14. The apparatus of claim 9, wherein the object comprises at least a portion of a human body.

15. The apparatus of claim 9, further comprising a processing means configured to estimate a motion of the object from the at least one ranging or inertial information for use in the kinematic model.

16. The apparatus of claim 9, wherein the surface is portable.

17. A method for motion capture comprising:

providing a surface configured to support an object; and

arranging at least one sensor with the surface, wherein the at least one sensor is configured to communicate with one or more remote sensor to obtain at least one ranging or inertial information for use in a kinematic model of the object.

18. The method of claim 17, wherein the ranging information comprises distance and time information.

19. The method of claim 17, wherein the surface comprises a mat.

20. The method of claim 17, further comprising communicating the at least one ranging or inertial information with a remote apparatus via a transceiver in one of the at least one sensor.

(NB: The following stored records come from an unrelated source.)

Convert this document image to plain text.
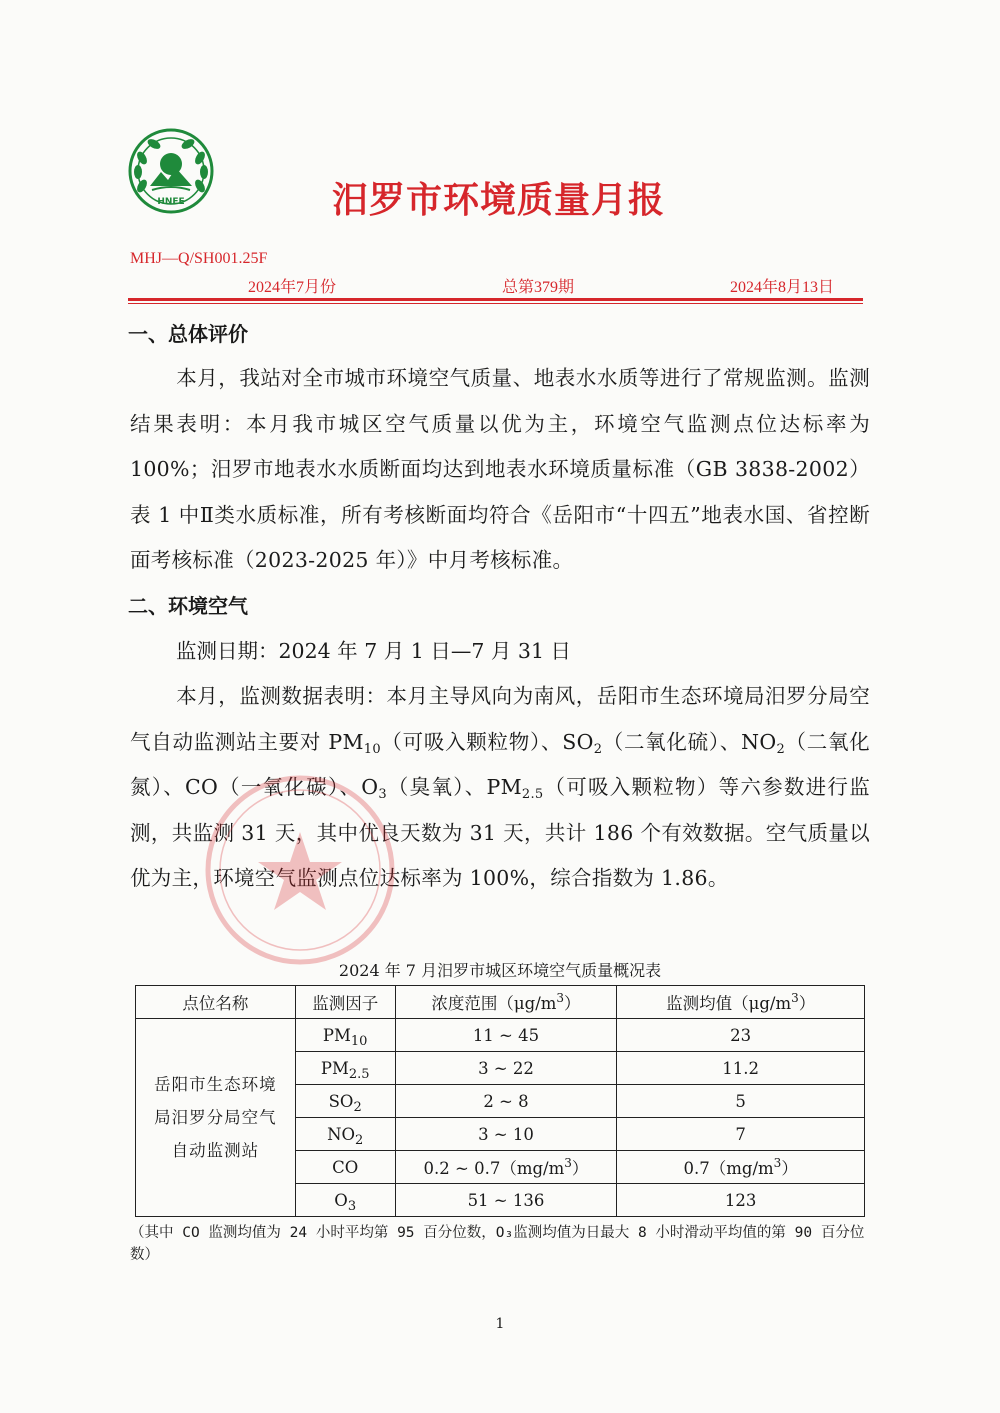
HNEE	汨罗市环境质量月报
MHJ—Q/SH001.25F
2024年7月份	总第379期	2024年8月13日
一、总体评价
本月，我站对全市城市环境空气质量、地表水水质等进行了常规监测。监测结果表明：本月我市城区空气质量以优为主，环境空气监测点位达标率为 100%；汨罗市地表水水质断面均达到地表水环境质量标准（GB 3838-2002）表 1 中Ⅱ类水质标准，所有考核断面均符合《岳阳市“十四五”地表水国、省控断面考核标准（2023-2025 年）》中月考核标准。
二、环境空气
监测日期：2024 年 7 月 1 日—7 月 31 日
本月，监测数据表明：本月主导风向为南风，岳阳市生态环境局汨罗分局空气自动监测站主要对 $PM_{10}$（可吸入颗粒物）、$SO_2$（二氧化硫）、$NO_2$（二氧化氮）、CO（一氧化碳）、$O_3$（臭氧）、$PM_{2.5}$（可吸入颗粒物）等六参数进行监测，共监测 31 天，其中优良天数为 31 天，共计 186 个有效数据。空气质量以优为主，环境空气监测点位达标率为 100%，综合指数为 1.86。
2024 年 7 月汨罗市城区环境空气质量概况表
点位名称	监测因子	浓度范围$(\mu g/m^3)$	监测均值$(\mu g/m^3)$
岳阳市生态环境局汨罗分局空气自动监测站	$PM_{10}$	11 ~ 45	23
	$PM_{2.5}$	3 ~ 22	11.2
	$SO_2$	2 ~ 8	5
	$NO_2$	3 ~ 10	7
	CO	0.2 ~ $0.7(mg/m^3)$	$0.7(mg/m^3)$
	$O_3$	51 ~ 136	123
（其中 CO 监测均值为 24 小时平均第 95 百分位数，O₃监测均值为日最大 8 小时滑动平均值的第 90 百分位数）
1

21. The method of claim 17, further comprising communicating the at least one ranging or inertial information with a remote apparatus via a transceiver.

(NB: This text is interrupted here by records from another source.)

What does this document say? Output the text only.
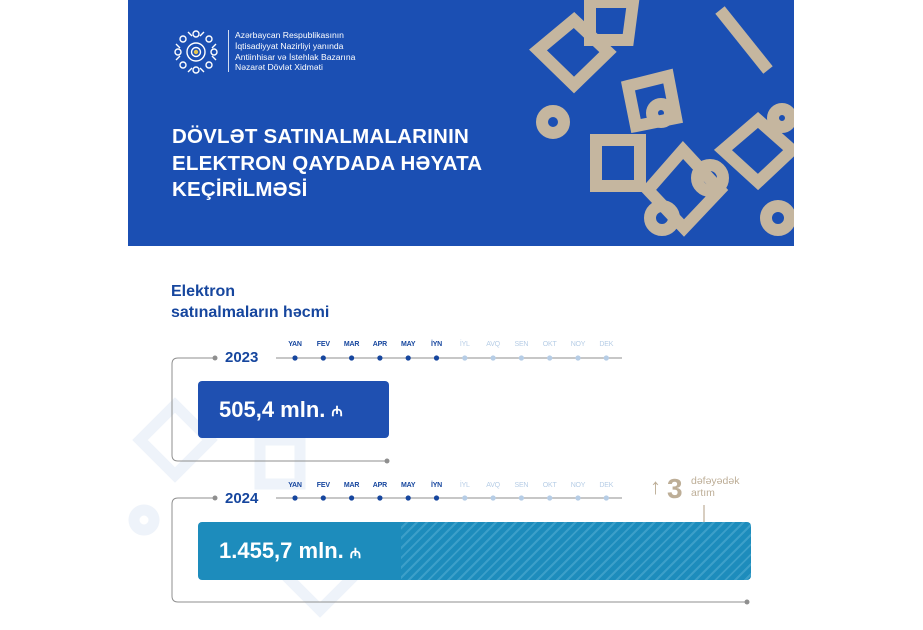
Azərbaycan Respublikasının
İqtisadiyyat Nazirliyi yanında
Antiinhisar və İstehlak Bazarına
Nəzarət Dövlət Xidməti
DÖVLƏT SATINALMALARININ
ELEKTRON QAYDADA HƏYATA
KEÇİRİLMƏSİ
Elektron
satınalmaların həcmi
2023
2024
YAN	FEV	MAR	APR	MAY	İYN	İYL	AVQ	SEN	OKT	NOY	DEK
YAN	FEV	MAR	APR	MAY	İYN	İYL	AVQ	SEN	OKT	NOY	DEK
505,4 mln. ₼
1.455,7 mln. ₼
↑ 3 dəfəyədək
artım
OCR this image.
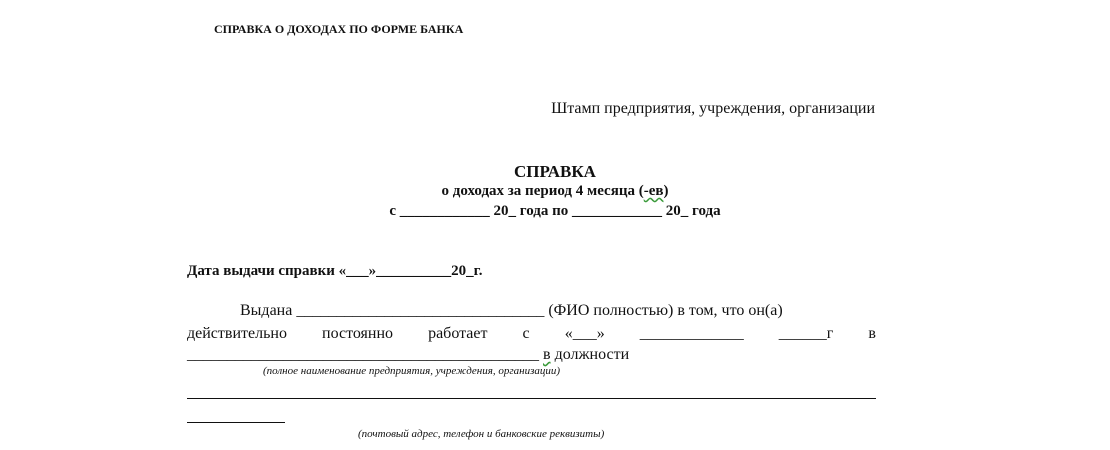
СПРАВКА О ДОХОДАХ ПО ФОРМЕ БАНКА
Штамп предприятия, учреждения, организации
СПРАВКА
о доходах за период 4 месяца (-ев)
с ____________ 20_ года по ____________ 20_ года
Дата выдачи справки «___»__________20_г.
Выдана _______________________________ (ФИО полностью) в том, что он(а)
действительно постоянно работает с «___» _____________ ______г в
____________________________________________ в должности
(полное наименование предприятия, учреждения, организации)
(почтовый адрес, телефон и банковские реквизиты)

22. The method of claim 17, wherein the object comprises at least a portion of a human body.

23. The method of claim 17, further comprising estimating a motion of the object from the at least one ranging or inertial information for use in the kinematic model.

24. The method of claim 17, wherein the surface is portable.

25. A computer program product for motion capture comprising:

a machine-readable medium comprising instructions executable for: providing a surface configured to support an object; and arranging at least one sensor with the surface, wherein the at least one sensor is configured to communicate with one or more remote sensor to obtain at least one ranging or inertial information for use in a kinematic model of the object.

26. The computer program product of claim 25, wherein the ranging information comprises distance and time information.

27. The computer program product of claim 25, wherein the surface comprises a mat.

28. The computer program product of claim 25, wherein the machine-readable medium further comprising instructions for communicating the at least one ranging or inertial information with a remote apparatus via a transceiver in one of the at least one sensor.

29. The computer program product of claim 25, wherein the machine-readable medium further comprising instructions for communicating the at least one ranging or inertial information with a remote apparatus via a transceiver.

30. The computer program product of claim 25, wherein the object comprises at least a portion of a human body.

31. The computer program product of claim 25, wherein the machine-readable medium further comprising instructions for estimating a motion of the object from the at least one ranging or inertial information for use in the kinematic model.

32. The computer program product of claim 25, wherein the surface is portable.

33. A sensor mat for motion capture comprising:

at least one antenna;

a surface configured to support an object; and

at least one sensor arranged with the surface, wherein the at least one sensor is configured to communicate with one or more remote sensors to obtain at least one ranging or inertial information for use in a kinematic model of the object.